At Oberlin, there are options. Not everyone wants to major in Environmental Studies with a Food and Agriculture Studies pathway, or scrape garden dirt from under their fingernails, or spend hours cooking, or even eat food that's slightly less greasy. And it is perfectly possible to avoid any and all of that. But I get to consider: do I want to be in a crowded place or a quiet one? Do I want to eat quick food that I know nothing about or get to know the person serving me?
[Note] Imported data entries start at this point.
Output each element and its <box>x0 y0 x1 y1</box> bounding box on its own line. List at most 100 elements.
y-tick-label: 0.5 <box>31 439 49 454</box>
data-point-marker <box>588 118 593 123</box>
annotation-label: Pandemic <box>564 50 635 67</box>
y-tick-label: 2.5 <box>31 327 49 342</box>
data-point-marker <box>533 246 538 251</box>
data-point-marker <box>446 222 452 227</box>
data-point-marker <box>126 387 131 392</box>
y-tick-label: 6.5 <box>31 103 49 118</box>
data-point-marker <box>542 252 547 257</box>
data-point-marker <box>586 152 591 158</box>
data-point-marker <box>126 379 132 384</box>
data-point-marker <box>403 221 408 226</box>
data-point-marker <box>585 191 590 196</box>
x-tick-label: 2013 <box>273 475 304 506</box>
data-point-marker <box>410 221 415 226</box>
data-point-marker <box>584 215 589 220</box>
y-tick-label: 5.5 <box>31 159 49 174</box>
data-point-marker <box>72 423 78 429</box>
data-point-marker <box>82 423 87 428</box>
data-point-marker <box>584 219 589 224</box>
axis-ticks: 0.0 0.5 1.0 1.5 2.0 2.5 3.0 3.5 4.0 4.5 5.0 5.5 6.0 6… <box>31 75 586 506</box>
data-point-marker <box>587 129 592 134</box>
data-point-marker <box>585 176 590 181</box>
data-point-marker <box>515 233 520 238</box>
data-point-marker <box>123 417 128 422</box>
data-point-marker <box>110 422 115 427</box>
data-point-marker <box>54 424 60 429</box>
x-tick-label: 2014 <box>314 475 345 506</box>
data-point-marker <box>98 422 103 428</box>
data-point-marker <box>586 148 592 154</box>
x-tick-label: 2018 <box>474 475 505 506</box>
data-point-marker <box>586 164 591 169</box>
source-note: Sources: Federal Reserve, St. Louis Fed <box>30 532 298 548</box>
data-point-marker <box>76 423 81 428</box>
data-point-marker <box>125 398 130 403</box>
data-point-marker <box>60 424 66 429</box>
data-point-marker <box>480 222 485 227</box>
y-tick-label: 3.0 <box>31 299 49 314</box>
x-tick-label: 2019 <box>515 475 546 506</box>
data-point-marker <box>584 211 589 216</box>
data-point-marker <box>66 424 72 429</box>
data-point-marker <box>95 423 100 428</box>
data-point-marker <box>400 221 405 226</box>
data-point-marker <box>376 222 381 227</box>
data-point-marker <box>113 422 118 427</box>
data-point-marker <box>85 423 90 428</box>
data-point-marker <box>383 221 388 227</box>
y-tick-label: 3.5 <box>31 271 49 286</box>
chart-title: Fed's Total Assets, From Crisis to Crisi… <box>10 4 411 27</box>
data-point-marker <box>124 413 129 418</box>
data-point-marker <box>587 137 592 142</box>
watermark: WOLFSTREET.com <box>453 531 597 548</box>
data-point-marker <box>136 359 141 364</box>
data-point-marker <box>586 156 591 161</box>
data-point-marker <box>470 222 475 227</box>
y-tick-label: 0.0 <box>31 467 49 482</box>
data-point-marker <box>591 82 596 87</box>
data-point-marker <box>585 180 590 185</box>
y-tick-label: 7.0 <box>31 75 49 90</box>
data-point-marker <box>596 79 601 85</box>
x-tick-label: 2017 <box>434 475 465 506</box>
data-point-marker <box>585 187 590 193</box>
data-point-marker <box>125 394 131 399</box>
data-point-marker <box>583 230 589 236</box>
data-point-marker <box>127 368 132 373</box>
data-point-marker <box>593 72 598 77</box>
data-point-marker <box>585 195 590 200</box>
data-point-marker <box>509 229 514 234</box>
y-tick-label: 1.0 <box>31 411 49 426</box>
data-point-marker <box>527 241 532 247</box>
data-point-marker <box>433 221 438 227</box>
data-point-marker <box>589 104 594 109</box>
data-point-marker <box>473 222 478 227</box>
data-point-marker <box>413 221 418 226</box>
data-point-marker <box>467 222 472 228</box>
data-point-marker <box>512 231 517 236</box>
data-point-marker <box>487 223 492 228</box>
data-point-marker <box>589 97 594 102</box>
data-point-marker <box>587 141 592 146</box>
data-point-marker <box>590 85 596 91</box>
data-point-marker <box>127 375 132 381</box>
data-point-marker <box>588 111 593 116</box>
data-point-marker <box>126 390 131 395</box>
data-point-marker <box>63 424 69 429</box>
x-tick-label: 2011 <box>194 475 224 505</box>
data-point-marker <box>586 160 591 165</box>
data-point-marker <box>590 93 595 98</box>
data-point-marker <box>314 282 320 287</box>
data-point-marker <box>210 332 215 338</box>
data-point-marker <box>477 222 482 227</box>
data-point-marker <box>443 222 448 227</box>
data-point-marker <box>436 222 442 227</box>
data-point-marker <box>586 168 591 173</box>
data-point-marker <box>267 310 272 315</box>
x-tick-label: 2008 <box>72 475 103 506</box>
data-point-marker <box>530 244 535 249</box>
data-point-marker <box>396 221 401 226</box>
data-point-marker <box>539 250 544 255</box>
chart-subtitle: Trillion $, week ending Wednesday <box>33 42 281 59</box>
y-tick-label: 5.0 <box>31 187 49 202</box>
Is it more important to me that I stay dry and walk for less than five minutes, or am I okay with getting soaked if it means a meal less heavy and more in line with my tastebuds that leaves me feeling more energetic?
I'm walking through my hall and water is dripping from the crevices in my food container. I'm unlocking the door and everything is sticky. I'm back in my room and peeling off anything stuck to my skin. My rain jacket, my socks, my corduroy pants. I sit down at my desk with a fork and exhale. I smile at the colorful plate in front of me, satisfied.